Term life insurance is easy and great for first time buyers
Term life insurance is a policy that is set for a specific time-frame. Most term policies have a term of 10, 15, 20, or 30 years. At the point when the specified time is up, the protection is no longer valid. Term insurance is the easiest and most cost effective option for most families.
The drawback of term insurance is that if the policy is purchased for 20 years and the insured dies 21 years later, the policy will not pay out, despite the fact that the premiums were made. The advantage of going this route to start off with, is that many companies will allow you to convert a term life insurance policy to a permanent or whole life insurance policy as your needs change.

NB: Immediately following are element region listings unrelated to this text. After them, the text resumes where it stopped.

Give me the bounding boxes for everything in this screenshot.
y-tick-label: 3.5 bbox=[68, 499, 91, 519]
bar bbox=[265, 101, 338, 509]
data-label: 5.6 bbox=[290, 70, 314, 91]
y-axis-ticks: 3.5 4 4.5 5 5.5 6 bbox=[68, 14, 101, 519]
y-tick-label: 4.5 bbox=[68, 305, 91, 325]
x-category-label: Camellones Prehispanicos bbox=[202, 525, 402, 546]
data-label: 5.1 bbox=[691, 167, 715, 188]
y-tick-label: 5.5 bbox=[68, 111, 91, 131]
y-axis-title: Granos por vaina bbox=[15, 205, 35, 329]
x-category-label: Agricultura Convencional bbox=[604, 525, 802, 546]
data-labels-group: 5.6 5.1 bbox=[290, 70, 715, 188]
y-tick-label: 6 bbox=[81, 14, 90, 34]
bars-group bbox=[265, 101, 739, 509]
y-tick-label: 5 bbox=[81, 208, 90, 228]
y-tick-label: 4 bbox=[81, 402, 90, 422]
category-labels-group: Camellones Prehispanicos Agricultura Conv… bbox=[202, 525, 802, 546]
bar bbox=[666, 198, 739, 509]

Permanent Life insurance offers the added benefit of savings
Permanent life insurance is an insurance policy that stays active until the insurer passes away, so it lasts the entire life of the person who is insured. Permanent life coverage typically costs more than term options, but they are usually also more flexible and offer additional perks and benefits. The most significant advantage of choosing a whole life option is that it accumulates cash value over time and it can count as an extra savings or investment account.
The interest and added financial protection usually makes it a more attractive choice for those who are comfortable with starting at a higher premium. Another plus is that whole life insurance policies always pay out the benefit, so if the policy has been in force for 10 years of 40 years, it doesn’t make a difference, the death benefit is paid out to the beneficiary when the insured person dies.